While a complete review of the interpretation of these labs is beyond the scope of this article, as it not as simple as looking at what is normal or abnormal and ratios typically need to be evaluated. In general, however, a leptin level greater than 10 is associated with leptin resistance. Thus, if the leptin level is above 10, the TSH is unreliable (artificially decreased) and a normal TSH cannot be used to rule-out significant cellular hypothyroidism. Likewise, if the inflammatory markers CRP, TNF-alpha or IL-6 are relatively (high normal) or overtly elevated, which is often the case with numerous conditions including insulin resistance, diabetes, obesity, lupus, rheumatoid arthritis, stress, sleep apnea, depression, chronic fatigue syndrome, fibromyalgia, heart disease and insomnia, the TSH is not a reliable indicator of tissue levels of active thyroid hormone. The T3/rT3 ratio is typically the best marker for tissue hypothyroidism in these conditions, as again, the TSH is not reliable if leptin resistance or inflammation is present. Insulin levels along with the HgA1c, glucose and lipids are used to evaluate insulin resistance, another reason for problems with weight gain. A muscle reflex relaxation phase of greater than 110 msec also demonstrates low tissue levels of thyroid.
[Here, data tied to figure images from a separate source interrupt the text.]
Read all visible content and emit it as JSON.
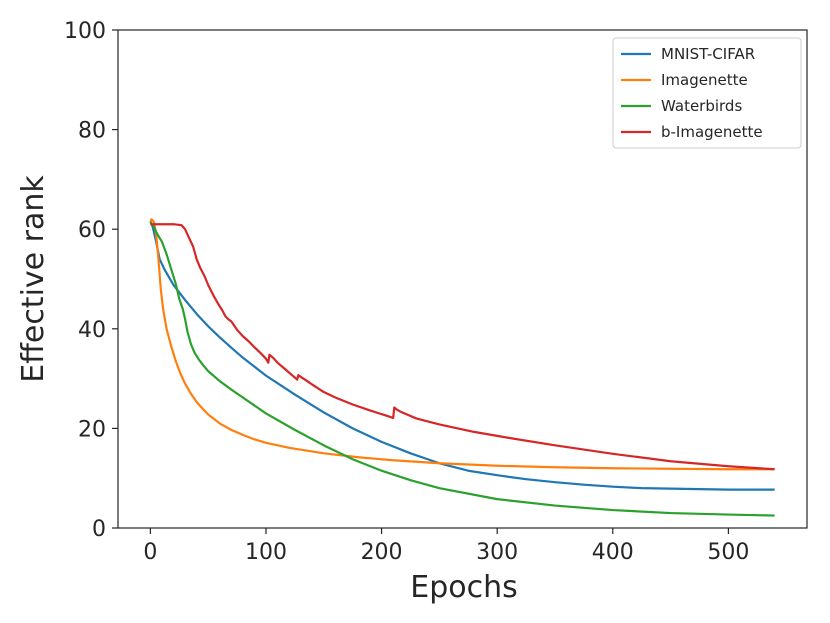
{
  "chart_data": {
    "type": "line",
    "title": "",
    "xlabel": "Epochs",
    "ylabel": "Effective rank",
    "xlim": [
      -28,
      568
    ],
    "ylim": [
      0,
      100
    ],
    "xticks": [
      0,
      100,
      200,
      300,
      400,
      500
    ],
    "yticks": [
      0,
      20,
      40,
      60,
      80,
      100
    ],
    "grid": false,
    "legend_position": "top-right",
    "series": [
      {
        "name": "MNIST-CIFAR",
        "color": "#1f77b4",
        "x": [
          0,
          2,
          5,
          8,
          12,
          20,
          30,
          40,
          50,
          60,
          70,
          80,
          100,
          125,
          150,
          175,
          200,
          225,
          250,
          275,
          300,
          325,
          350,
          375,
          400,
          425,
          450,
          475,
          500,
          540
        ],
        "y": [
          61.5,
          60.5,
          57.5,
          54,
          52,
          48.8,
          45.8,
          43,
          40.5,
          38.3,
          36.2,
          34.2,
          30.6,
          26.8,
          23.2,
          20,
          17.3,
          15,
          13,
          11.5,
          10.6,
          9.8,
          9.2,
          8.7,
          8.3,
          8.0,
          7.9,
          7.8,
          7.7,
          7.7
        ]
      },
      {
        "name": "Imagenette",
        "color": "#ff7f0e",
        "x": [
          0,
          1,
          3,
          5,
          7,
          9,
          11,
          14,
          18,
          22,
          26,
          30,
          35,
          40,
          45,
          50,
          60,
          70,
          80,
          90,
          100,
          120,
          150,
          180,
          210,
          250,
          300,
          350,
          400,
          450,
          500,
          540
        ],
        "y": [
          61.5,
          62,
          61.5,
          59,
          54,
          48,
          44,
          40,
          36.5,
          33.5,
          31,
          29,
          27,
          25.3,
          24,
          22.8,
          21,
          19.7,
          18.7,
          17.8,
          17.1,
          16.1,
          15,
          14.2,
          13.6,
          13.0,
          12.5,
          12.2,
          12.0,
          11.9,
          11.8,
          11.8
        ]
      },
      {
        "name": "Waterbirds",
        "color": "#2ca02c",
        "x": [
          0,
          3,
          6,
          10,
          14,
          18,
          22,
          25,
          28,
          30,
          32,
          35,
          38,
          42,
          46,
          50,
          60,
          70,
          80,
          100,
          125,
          150,
          175,
          200,
          225,
          250,
          300,
          350,
          400,
          450,
          500,
          540
        ],
        "y": [
          61.5,
          60.5,
          59,
          57.5,
          55,
          52,
          49,
          46,
          44,
          42,
          39.5,
          37,
          35.3,
          33.8,
          32.6,
          31.5,
          29.5,
          27.8,
          26.2,
          23,
          19.7,
          16.6,
          13.8,
          11.5,
          9.6,
          8.0,
          5.8,
          4.5,
          3.6,
          3.0,
          2.7,
          2.5
        ]
      },
      {
        "name": "b-Imagenette",
        "color": "#d62728",
        "x": [
          0,
          10,
          20,
          27,
          30,
          33,
          37,
          40,
          43,
          47,
          50,
          55,
          60,
          62,
          65,
          68,
          70,
          75,
          80,
          85,
          90,
          95,
          100,
          102,
          103,
          106,
          110,
          115,
          120,
          125,
          127,
          128,
          131,
          135,
          140,
          150,
          160,
          175,
          190,
          205,
          210,
          211,
          213,
          216,
          220,
          230,
          250,
          280,
          310,
          350,
          400,
          450,
          500,
          540
        ],
        "y": [
          61,
          61,
          61,
          60.8,
          60,
          58.5,
          56.5,
          54,
          52.3,
          50.5,
          48.8,
          46.5,
          44.5,
          43.8,
          42.5,
          41.8,
          41.5,
          39.8,
          38.5,
          37.5,
          36.3,
          35.2,
          34,
          33.2,
          34.8,
          34.2,
          33.2,
          32.2,
          31.2,
          30.2,
          29.8,
          30.7,
          30.2,
          29.6,
          28.8,
          27.3,
          26.2,
          24.8,
          23.6,
          22.5,
          22.1,
          24.2,
          23.8,
          23.4,
          23,
          22,
          20.8,
          19.3,
          18.1,
          16.6,
          14.9,
          13.4,
          12.4,
          11.8
        ]
      }
    ]
  }
}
There are new medications, Byetta and Symlin, that decrease leptin resistance. These can be very beneficial treatments and can produce dramatic weight loss if given in conjunction with other metabolic treatments. While these medications are approved for type II diabetes and are showing significant weight loss in this patient population, they are showing promise in the non-diabetic population as well. The amount of weight loss varies according to the study design, but a significant percent of patients are having dramatic weight loss, despite little or no change in diet. Again, this demonstrates that many overweight patients have a metabolic problem rather than a problem of will-power. While these medications, by themselves, typically result in modest weight loss, combining these medications with metabolic treatments and a healthy lifestyle can allow for significant sustained weight loss.

A thorough analysis and work up will find that many overweight patients have, in addition to leptin resistance, dysfunction of the hypothalamus-pituitary-thyroid axis as well as dysfunction of the peripheral (cellular) thyroid metabolism and utilization. Correction of these dysfunctions can result in dramatic long term successful weight loss. If high reverse T3 is found, T4 preparations such as Synthroid or Levoxyl are shown to be ineffective in restoring tissue thyroid levels (67). T4/T3 preparations such as Armour thyroid are better but timed released T3 preparations are the most effective at restoring tissue T3 levels and often effective when Armour thyroid, Synthroid and Levoxyl fail to restore normal tissue levels of thyroid.